Lênin e a Questão Agrária na Rússia no final do século XIX e início do século XX

Introdução

Marcos Cassin 1 Rodolfo de Jesus Chaves 2 Mírian Helena Goldschmidt 3 GT3 Marxismo e ciências humanas

Neste texto propomos apresentar alguns escritos de Vladimir Ilitch Lênin de

antes e durante os primeiros dias da Revolução Socialista de 1917, selecionados a partir

da temática agrária. Esse corte tem como objetivo compreendermos os estudos e as

análises das formulações teóricas e políticas de Lênin frente à Revolução Burguesa e o

desenvolvimento capitalista de economia mercantil e seus impactos na organização do

trabalho e na vida dos camponeses, como também as primeiras propostas apresentadas

para o campo e camponeses no início da construção da Rússia Soviética.
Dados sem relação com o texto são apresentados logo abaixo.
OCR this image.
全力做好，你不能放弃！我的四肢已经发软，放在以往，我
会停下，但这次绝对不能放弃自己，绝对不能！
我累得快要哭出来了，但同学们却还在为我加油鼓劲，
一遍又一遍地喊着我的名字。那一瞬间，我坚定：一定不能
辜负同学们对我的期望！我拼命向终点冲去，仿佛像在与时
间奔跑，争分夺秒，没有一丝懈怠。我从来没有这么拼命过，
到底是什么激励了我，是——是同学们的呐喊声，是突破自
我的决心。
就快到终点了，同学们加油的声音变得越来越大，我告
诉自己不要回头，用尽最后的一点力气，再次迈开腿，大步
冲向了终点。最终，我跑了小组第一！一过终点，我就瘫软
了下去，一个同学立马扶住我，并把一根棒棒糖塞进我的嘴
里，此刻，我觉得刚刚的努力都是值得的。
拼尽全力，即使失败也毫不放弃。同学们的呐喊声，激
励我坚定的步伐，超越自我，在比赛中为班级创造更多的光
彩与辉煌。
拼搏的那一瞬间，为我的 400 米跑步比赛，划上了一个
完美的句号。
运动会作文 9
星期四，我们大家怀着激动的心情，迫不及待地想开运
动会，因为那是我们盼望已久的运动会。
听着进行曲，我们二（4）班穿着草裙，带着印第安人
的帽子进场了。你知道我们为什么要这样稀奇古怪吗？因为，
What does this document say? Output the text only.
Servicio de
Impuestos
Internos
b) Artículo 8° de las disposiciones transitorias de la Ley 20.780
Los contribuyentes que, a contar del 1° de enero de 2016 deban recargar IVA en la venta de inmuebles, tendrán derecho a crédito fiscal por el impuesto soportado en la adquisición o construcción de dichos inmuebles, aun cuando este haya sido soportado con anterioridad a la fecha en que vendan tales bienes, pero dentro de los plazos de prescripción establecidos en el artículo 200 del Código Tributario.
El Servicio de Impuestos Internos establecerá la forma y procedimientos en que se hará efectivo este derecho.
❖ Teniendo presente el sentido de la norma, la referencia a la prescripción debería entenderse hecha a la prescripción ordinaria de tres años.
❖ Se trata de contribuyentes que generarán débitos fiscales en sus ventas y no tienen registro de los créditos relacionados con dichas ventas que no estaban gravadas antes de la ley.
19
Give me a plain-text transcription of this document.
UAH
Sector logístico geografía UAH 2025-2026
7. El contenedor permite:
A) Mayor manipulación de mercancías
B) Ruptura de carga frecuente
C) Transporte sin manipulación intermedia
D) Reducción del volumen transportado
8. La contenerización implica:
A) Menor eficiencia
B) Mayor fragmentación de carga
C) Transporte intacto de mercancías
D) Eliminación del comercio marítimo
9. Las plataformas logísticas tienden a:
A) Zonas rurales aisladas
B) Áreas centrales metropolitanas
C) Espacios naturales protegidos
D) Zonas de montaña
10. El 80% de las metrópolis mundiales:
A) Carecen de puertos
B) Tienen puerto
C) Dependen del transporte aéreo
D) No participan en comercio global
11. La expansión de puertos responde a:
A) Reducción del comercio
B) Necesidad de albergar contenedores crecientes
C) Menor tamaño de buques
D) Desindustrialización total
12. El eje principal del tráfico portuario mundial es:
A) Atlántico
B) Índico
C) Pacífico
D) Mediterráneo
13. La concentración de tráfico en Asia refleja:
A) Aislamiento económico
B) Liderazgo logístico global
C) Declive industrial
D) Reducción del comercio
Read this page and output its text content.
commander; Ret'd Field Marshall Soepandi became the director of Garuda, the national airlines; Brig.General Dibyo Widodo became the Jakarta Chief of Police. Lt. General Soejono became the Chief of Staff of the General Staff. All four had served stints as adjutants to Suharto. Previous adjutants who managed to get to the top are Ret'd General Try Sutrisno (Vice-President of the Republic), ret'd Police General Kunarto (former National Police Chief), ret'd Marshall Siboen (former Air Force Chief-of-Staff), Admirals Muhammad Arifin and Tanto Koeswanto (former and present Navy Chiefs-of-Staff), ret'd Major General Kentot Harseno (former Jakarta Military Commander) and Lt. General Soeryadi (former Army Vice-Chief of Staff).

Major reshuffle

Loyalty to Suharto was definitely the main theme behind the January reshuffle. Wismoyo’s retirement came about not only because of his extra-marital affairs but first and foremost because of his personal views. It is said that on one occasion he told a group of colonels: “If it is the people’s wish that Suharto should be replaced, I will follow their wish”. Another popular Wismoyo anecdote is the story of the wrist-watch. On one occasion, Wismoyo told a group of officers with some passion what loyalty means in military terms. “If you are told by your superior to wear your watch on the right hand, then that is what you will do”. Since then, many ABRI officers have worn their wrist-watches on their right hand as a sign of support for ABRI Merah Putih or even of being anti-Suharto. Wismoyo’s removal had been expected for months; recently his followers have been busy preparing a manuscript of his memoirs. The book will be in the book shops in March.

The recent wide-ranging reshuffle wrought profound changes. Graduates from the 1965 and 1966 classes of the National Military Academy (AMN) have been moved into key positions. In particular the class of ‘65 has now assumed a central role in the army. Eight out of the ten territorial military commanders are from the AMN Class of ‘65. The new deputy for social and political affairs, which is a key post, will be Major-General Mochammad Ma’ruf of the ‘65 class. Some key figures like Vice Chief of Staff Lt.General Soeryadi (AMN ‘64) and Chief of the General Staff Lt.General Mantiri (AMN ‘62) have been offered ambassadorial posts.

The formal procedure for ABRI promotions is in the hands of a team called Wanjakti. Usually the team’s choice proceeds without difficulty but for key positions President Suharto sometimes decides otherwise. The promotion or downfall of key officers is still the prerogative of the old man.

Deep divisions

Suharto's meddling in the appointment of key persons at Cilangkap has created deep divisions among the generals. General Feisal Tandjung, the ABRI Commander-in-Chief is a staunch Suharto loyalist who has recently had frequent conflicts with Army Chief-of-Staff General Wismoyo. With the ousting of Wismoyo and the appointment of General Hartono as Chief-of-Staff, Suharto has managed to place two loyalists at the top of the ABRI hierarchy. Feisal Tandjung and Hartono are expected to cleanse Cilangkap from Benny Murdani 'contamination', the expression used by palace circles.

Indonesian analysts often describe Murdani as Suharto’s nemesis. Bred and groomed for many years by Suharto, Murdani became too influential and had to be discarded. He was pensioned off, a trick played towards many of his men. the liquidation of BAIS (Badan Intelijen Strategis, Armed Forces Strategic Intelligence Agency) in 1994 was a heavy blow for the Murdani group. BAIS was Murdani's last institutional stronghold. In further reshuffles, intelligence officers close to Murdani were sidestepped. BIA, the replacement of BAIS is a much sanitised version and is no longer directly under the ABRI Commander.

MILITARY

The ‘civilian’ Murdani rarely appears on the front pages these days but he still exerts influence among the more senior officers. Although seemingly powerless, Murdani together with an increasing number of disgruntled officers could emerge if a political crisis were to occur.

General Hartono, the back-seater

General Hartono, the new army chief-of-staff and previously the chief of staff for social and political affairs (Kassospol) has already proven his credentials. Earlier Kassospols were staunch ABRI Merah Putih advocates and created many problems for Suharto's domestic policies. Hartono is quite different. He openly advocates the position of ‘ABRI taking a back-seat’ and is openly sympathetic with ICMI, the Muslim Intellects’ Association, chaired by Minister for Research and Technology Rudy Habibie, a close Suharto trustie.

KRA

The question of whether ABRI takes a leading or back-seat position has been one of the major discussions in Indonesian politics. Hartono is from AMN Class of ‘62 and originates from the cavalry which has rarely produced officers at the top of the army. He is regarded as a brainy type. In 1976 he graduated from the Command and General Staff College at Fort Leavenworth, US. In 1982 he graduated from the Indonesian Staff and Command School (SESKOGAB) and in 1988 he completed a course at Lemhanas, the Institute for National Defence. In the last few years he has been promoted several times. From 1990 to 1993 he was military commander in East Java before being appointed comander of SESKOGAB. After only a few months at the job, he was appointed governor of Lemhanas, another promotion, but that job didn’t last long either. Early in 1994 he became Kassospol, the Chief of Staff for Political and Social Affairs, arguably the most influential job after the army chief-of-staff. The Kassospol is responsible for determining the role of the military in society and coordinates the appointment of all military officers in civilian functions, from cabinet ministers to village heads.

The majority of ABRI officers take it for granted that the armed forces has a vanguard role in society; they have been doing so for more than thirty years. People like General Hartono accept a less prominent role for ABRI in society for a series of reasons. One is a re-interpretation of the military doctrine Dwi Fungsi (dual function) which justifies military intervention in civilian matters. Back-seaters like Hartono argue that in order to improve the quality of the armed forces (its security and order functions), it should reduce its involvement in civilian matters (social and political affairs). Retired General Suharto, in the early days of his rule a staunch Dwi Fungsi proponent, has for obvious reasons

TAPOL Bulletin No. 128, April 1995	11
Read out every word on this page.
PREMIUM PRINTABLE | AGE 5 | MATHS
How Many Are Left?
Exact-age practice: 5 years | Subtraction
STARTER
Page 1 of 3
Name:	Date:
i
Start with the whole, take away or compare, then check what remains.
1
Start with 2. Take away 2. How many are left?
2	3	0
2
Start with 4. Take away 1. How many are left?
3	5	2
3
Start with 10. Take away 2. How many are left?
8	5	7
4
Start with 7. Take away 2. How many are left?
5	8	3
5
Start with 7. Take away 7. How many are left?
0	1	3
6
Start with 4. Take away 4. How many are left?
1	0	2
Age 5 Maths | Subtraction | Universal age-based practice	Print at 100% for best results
Nossas intenções de buscar em Lênin alguns referenciais teóricos a respeito da

questão agrária são de contribuir nas análises e estudos sobre o tema hoje no Brasil,

como também apontar algumas reflexões aos debates e às lutas pautadas pelos

movimentos sociais e sindicais, partidos políticos e intelectuais a respeito da Reforma

Agrária no Brasil no que se refere aos seus avanços e limites.

Lênin e a Questão Agrária

Lênin desde sua juventude esteve envolvido nos embates políticos e intelectuais

das questões agrárias da Rússia, efervescência do contexto da Reforma Camponesa que

aboliu a servidão em 1861 e das transformações capitalistas no campo. Os resultados

1 Doutor em Educação pela Universidade Estadual de Campinas, Professor de Sociologia da Educação da Faculdade de Filosofia, Ciências e Letras Universidade de São Paulo campus Ribeirão Preto e pesquisador do Instituto Cultural Lyndolpho Silva.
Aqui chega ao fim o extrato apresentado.